Schumer Calls for Bipartisan Panel to Craft Climate Change Legislation

Senate Minority Leader Chuck Schumer (D-N.Y.) at a news conference at the Capitol on March 5, 2019. (AP Photo/J. Scott Applewhite)

WASHINGTON — Senate Minority Leader Chuck Schumer (D-N.Y.) introduced a resolution today urging colleagues to create a panel on climate change like the one created by Democrats in the House.

The move comes after Majority Leader Mitch McConnell (R-Ky.) vowed Tuesday to get Dems on the record soon on the Green New Deal plan to drastically cut emissions.

“The Green New Deal continues to be an interesting discussion for, particularly, Republicans and we will, of course, give our Democratic friends who’ve been advocating this proposal an opportunity to debate it and vote on it on the Senate floor sometime in the next couple of weeks,” McConnell said.

Schumer decried that today as a “political stunt” but said McConnell’s move has unintended consequences:  “For the first time in a long time the Senate is finally debating the issue of climate change — and it’s about time, if you ask me.”

“Climate change is an urgent crisis, an existential threat to our country and our planet. The last four years have been the warmest four years on record. Sea levels are rising. Marine life and fishing communities are being destroyed. Wildfires have roared across the West and more powerful hurricanes have buffeted our coastlines. Over the next few decades, climate change will affect every part of American life: our health, our economy, our national security, even our geography,” Schumer said.

“For the same reason that we dedicate groups of senators to focus on health, national security, the judiciary, agriculture, banking, we should have a bipartisan group of senators who meet to focus on climate change,” he added. “To hold hearings, debate the issue, and to craft, refine, and enact legislation to address this problem.”

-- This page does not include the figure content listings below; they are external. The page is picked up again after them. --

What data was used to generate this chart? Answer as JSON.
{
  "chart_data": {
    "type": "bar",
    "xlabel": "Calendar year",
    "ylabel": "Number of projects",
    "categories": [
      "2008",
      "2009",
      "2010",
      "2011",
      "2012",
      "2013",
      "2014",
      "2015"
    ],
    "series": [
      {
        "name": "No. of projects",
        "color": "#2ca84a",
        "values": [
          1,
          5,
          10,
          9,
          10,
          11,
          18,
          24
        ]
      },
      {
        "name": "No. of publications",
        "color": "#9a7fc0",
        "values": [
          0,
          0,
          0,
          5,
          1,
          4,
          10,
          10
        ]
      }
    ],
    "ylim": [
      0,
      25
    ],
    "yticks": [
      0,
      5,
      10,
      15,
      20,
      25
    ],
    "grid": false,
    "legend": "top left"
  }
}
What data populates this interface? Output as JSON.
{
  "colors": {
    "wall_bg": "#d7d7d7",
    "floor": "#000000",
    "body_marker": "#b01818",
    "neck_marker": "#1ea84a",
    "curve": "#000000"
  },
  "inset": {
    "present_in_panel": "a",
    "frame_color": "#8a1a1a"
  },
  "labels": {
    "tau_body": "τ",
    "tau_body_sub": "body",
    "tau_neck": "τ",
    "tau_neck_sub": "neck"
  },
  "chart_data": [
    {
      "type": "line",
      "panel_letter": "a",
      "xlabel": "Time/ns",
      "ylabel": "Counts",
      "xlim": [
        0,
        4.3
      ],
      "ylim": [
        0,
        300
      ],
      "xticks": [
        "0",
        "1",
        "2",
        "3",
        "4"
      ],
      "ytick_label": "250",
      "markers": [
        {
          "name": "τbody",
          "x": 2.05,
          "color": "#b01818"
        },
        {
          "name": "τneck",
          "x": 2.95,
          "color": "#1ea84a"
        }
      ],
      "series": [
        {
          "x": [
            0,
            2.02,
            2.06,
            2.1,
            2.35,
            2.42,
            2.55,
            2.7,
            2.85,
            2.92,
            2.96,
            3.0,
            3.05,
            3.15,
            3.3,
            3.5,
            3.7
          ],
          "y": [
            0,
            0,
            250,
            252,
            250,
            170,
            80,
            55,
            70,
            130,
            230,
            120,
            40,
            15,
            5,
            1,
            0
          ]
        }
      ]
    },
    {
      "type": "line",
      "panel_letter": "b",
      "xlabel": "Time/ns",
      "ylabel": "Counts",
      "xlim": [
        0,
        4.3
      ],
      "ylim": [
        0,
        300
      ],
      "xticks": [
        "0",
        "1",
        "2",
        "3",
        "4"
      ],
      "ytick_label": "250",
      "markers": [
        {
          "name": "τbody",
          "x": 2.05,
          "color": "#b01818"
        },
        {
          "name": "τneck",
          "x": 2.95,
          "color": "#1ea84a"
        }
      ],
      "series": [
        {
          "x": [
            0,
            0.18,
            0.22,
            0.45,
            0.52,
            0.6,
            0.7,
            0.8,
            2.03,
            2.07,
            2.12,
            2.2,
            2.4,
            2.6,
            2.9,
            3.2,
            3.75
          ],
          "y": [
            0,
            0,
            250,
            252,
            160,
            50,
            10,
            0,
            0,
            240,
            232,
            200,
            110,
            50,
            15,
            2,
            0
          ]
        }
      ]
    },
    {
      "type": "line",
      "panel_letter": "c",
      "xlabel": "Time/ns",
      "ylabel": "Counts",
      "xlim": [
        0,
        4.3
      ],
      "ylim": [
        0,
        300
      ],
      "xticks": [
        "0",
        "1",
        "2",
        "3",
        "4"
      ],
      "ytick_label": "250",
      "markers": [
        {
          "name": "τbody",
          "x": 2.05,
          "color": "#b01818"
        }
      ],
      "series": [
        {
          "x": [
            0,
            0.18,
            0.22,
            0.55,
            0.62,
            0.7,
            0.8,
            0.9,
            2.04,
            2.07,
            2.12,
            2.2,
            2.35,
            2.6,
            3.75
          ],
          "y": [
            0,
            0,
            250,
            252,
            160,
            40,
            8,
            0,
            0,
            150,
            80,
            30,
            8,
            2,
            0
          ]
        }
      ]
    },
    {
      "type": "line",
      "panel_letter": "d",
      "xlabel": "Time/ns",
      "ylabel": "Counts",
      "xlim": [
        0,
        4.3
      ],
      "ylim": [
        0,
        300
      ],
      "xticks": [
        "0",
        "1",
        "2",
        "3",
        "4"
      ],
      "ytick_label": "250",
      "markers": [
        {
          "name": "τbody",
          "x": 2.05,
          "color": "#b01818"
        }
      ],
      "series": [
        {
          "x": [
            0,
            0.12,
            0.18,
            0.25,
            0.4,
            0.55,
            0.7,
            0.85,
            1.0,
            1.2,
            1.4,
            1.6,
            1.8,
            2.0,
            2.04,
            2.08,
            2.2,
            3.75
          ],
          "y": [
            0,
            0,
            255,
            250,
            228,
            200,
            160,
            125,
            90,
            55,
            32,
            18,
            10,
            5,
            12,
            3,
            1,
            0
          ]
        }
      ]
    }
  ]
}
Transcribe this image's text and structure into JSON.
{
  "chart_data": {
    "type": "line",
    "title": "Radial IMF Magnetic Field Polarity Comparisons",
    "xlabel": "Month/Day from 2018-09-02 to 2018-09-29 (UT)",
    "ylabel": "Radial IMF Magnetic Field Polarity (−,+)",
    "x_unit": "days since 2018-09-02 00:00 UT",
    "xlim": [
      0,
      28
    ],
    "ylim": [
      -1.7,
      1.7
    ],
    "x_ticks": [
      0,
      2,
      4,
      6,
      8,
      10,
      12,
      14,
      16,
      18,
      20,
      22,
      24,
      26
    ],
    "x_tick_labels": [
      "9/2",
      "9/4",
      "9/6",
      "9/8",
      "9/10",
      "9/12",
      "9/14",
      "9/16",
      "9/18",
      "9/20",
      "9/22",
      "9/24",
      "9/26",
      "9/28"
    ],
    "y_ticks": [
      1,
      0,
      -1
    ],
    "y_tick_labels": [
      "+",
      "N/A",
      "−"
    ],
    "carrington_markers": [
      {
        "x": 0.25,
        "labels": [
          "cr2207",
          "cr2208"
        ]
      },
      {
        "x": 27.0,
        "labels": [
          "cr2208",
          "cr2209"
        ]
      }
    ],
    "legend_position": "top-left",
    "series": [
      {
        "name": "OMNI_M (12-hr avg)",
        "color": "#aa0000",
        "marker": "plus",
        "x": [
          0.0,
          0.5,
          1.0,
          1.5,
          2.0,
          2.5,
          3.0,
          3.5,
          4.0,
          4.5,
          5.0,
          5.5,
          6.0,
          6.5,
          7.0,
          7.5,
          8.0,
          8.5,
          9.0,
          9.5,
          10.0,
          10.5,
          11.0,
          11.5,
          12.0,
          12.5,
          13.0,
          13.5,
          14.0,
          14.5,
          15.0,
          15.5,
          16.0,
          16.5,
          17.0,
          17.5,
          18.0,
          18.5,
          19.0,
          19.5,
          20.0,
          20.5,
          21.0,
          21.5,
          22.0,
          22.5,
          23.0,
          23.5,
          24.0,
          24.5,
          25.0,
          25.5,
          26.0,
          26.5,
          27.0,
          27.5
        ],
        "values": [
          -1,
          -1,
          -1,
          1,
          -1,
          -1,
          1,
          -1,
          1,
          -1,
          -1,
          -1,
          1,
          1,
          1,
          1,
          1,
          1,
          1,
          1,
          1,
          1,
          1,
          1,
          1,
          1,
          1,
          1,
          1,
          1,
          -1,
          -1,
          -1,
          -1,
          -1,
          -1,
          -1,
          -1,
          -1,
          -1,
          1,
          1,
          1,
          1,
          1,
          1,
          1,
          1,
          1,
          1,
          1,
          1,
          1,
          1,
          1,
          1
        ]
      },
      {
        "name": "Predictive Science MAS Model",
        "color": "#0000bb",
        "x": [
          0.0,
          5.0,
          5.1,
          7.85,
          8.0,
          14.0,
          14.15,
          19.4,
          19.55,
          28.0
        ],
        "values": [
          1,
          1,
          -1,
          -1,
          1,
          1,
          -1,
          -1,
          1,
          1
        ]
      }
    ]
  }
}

“I understand my friends on the other side of the aisle don’t like the Green New Deal. Ok, that’s fine. What’s your plan? Maybe a lot of members think they can get away without having to answer that question. They won’t. They won’t, and that’s why we need a committee focused on this, to bring Democrats and Republicans together on an issue that demands progress. So I will introduce a resolution to create a new committee on climate. Democrats believe this is an issue of surpassing importance. What do our Republican colleagues believe? We hope, sincerely, that our Republican friends will come around and view it the same way.”

McConnell slammed the Green New Deal point-by-point on the Senate floor this morning, adding that “a huge share of the bill would land at the feet of the American middle class.”

“There aren’t enough billionaires, to pay the trillions needed for this massive government plan. Even if Washington decided the IRS should grab every single cent of adjusted gross income above $1,000,000, it would only bring in a little over a tenth of what the ‘Green New Deal’ is estimated to cost annually. In fact, in order to break even on this proposal alone, the federal government would have to take 9 out of every ten dollars that every single American earns,” McConnell said.

“And you’d better believe that families’ last dollar would need to go toward keeping the lights on. By one analysis, middle-class families could see their power bills jump by more than $300 a month under the ‘Green New Deal.’ So, that would take up the last dollar they had left,” he added. “…There certainly is one ‘green’ thing about this sprawling proposal: The huge, unprecedented piles of middle-class families’ money that Democrats are itching to grab.”